Petroleum Building: Another Early Mayo Project

GTR Media Group photo
CLASSICAL BEAUX ARTS DESIGN: The Petroleum Building was of pre-art deco boom period design.

In 1921, four years after the Mayo brothers finished expanding their Mayo Building at 420 S. Main St., they began a new project at 420 S. Boulder Ave. which was named the Petroleum Building because most of its early tenants were associated with the petroleum industry. The brothers moved their furniture store to the ground floor where it remained until it closed in the 1970s. Cass Mayo opened a suite of offices in the Petroleum Building which he maintained until his death years later.

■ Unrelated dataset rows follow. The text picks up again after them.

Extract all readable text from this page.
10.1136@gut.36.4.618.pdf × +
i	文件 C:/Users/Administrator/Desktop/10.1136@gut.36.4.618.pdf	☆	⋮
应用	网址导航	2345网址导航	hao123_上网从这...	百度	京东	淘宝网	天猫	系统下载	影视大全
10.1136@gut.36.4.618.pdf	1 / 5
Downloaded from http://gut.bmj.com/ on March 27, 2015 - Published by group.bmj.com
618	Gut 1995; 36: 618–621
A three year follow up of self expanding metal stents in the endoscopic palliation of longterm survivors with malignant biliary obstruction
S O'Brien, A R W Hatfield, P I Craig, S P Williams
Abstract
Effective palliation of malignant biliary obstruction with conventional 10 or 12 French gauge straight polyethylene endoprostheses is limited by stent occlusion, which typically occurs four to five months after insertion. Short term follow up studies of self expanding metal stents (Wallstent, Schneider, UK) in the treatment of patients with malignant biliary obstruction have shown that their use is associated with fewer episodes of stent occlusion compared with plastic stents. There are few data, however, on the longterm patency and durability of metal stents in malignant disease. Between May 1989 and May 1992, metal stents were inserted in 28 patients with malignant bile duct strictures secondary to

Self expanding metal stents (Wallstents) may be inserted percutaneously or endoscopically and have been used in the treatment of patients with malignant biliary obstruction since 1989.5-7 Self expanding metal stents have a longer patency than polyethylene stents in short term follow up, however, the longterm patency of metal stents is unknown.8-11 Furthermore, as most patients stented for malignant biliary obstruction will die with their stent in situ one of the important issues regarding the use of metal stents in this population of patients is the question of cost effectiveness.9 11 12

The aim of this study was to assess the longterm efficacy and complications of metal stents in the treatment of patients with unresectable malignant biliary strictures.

In this pre-art deco construction boom period, the building was a modest, classical beaux arts design. The main street facades at Boulder Avenue and 5th Street were faced in buff brick while alley exposures featured less expensive painted red brick. Structurally the building’s 10-story frame was reinforced concrete. The building’s base begins with a gray granite wainscot and accent trim across its elevations is also gray. The original double hung steel windows have frames painted a pale yellow/beige color.
Horizontal stone banding occurs at the second and eighth floors. These balance the verticality of a grid of paired windows at 5th Street set off by brick piers. Cartouches below a stylized Maltese cross above the eighth floor and simpler similar details at the second floor soften the building’s straight lines. A heavy stone band occurs directly above the mezzanine setting off the main floor. A massive stone cornice tops the building above a framework of projecting beams architects call modillions. The cornice includes a band of dentils and a series of intaglio circles and rectangular medallions.
At street level there are two canopied entrances at 5th Street and Boulder Avenue. One serves the elevator lobby while the other was the entrance to Mayo Furnishings. There are 12 store fronts glazed with contemporary bronze glass with narrow bronze patterned spandrels identifying a mezzanine. The south façade with nine bays horizontally contains nine window pairs. At the east façade, the horizontal window spacing has a pattern of a pair, a triple, a triple, and a pair.
In 1982, the building received National Register designation. Its occupancy is a combination of residential and office use. The exterior appears to be in pristine condition, well maintained.